See also City of Chicago v. Waters (1936), 363 Ill. 125, 1 N.E.2d 396, aff'd sub nom. Hauge v. City of Chicago (1937), 299 U.S. 387, 81 L. Ed. 2d 297, 57 S. Ct. 241; Jones v. City of Chicago (1952), 348 Ill. App. 310, 108 N.E.2d 802.
While the majority states that Bartels and Waters are inapposite, the inescapable fact is that there is no "necessary antagonism" between the Commission's general order relating to gas meter inspections and the City's Ordinance. The latter mandates that no gas meter "after having been tested and sealed" by City inspectors "shall be allowed to remain in service longer than seven years before being again tested and sealed" by City inspectors. (Chicago Municipal Code § 187 -- 12 (1933).) On the other hand, under the Commission's General Order 159 as revised, the utility is required to test meters every 10-year period on a statistical sample basis. No staff of inspectors is involved under the Commission's order. Thus, it is clear that if the City's Ordinance is enforced there is no reason why Peoples Gas could not also simultaneously comply with the Commission's order. The fact that the City's Ordinance requirement may appear more stringent than the Commission's order requirement does not, of itself, present an antagonistic conflict.

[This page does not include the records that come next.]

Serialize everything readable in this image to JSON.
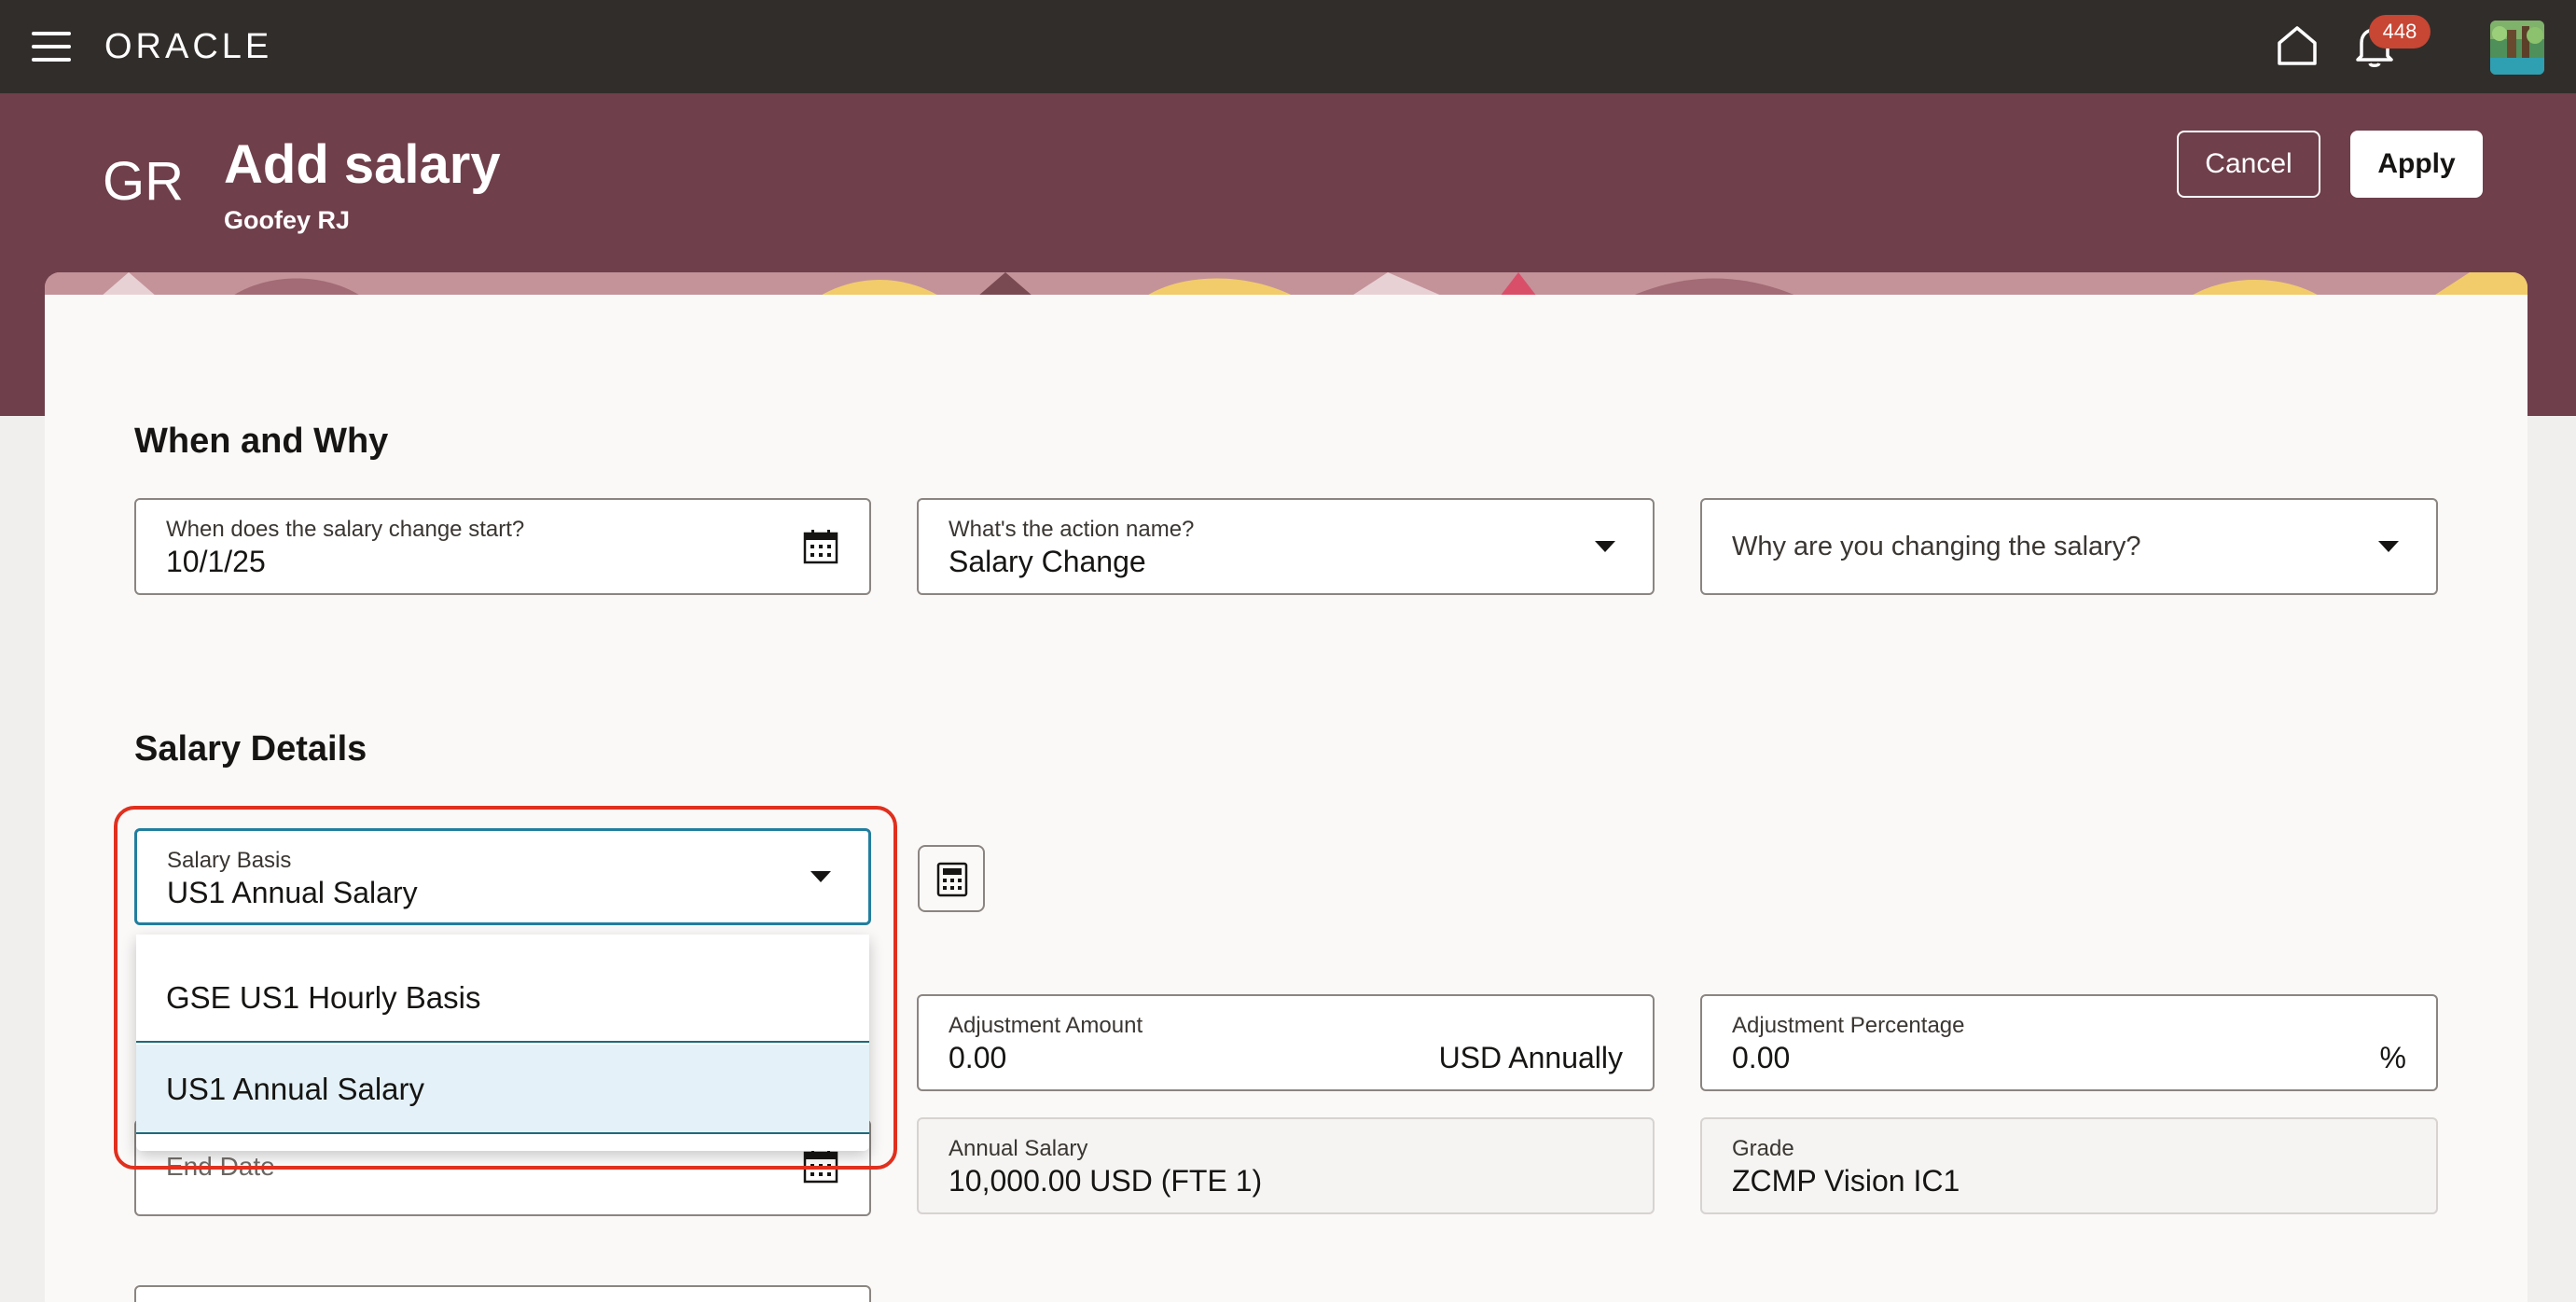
{
  "topbar": {
    "logo": "ORACLE",
    "notifications_count": "448",
    "icons": {
      "menu": "hamburger-menu-icon",
      "home": "home-icon",
      "bell": "bell-icon",
      "avatar": "avatar"
    }
  },
  "header": {
    "initials": "GR",
    "title": "Add salary",
    "subtitle": "Goofey RJ",
    "cancel_label": "Cancel",
    "apply_label": "Apply"
  },
  "when_why": {
    "title": "When and Why",
    "start_date": {
      "label": "When does the salary change start?",
      "value": "10/1/25"
    },
    "action": {
      "label": "What's the action name?",
      "value": "Salary Change"
    },
    "reason": {
      "placeholder": "Why are you changing the salary?"
    }
  },
  "salary_details": {
    "title": "Salary Details",
    "salary_basis": {
      "label": "Salary Basis",
      "value": "US1 Annual Salary"
    },
    "options": [
      "GSE US1 Hourly Basis",
      "US1 Annual Salary"
    ],
    "selected_option": "US1 Annual Salary",
    "adjustment_amount": {
      "label": "Adjustment Amount",
      "value": "0.00",
      "suffix": "USD Annually"
    },
    "adjustment_percentage": {
      "label": "Adjustment Percentage",
      "value": "0.00",
      "suffix": "%"
    },
    "end_date": {
      "label": "End Date"
    },
    "annual_salary": {
      "label": "Annual Salary",
      "value": "10,000.00 USD (FTE 1)"
    },
    "grade": {
      "label": "Grade",
      "value": "ZCMP Vision IC1"
    }
  },
  "colors": {
    "topbar": "#312d2a",
    "header": "#6f3f4b",
    "focus": "#227e9e",
    "highlight": "#e0301e",
    "badge": "#c74634"
  }
}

Finally, the Ordinance was sustained by Judge Murray not only as a permissible weights and measures ordinance, but also as an ordinance within the ambit of the City's police power for the protection of the public safety. The amended complaint makes these allegations, which we are required to accept as true:
"[That] for the seven-year period next before the filing of this lawsuit Peoples Gas has experienced a great increase in leakage of gas from its physical system and thereby has enhanced the potential for fires, explosions, fatal and non-fatal injuries and property damage . . .. That the deterioration of defendant's gas meters and its failure to reinspect and retest the same . . . constitutes a material or contributing proximate cause of said increase in gas leakage and resulting fires, explosions and other destructive catastrophes costly in life, limb and injurious to the health, welfare and safety of the citizens of the City."
Surely, the City with its undeniable police power to protect the public safety could act to take safety measures in the form of regularly scheduled gas meter inspections to prevent and stop gas leaks in the gas mains and pipes within the City, notwithstanding the jurisdiction of the Commission to regulate Peoples Gas' equipment. It follows that the Ordinance is sustainable as being within the purview of the City's police power for the protection of the public safety. The majority is therefore wrong in not recognizing the validity of the Ordinance as a legitimate exercise of the City's police power for the benefit of the public safety.
Accordingly, I would reverse the order granting the motion of Peoples Gas to reconsider and to dismiss, and I would reinstate the prior order entered by Judge Murray denying the motion to dismiss. I would also remand the case for further proceedings.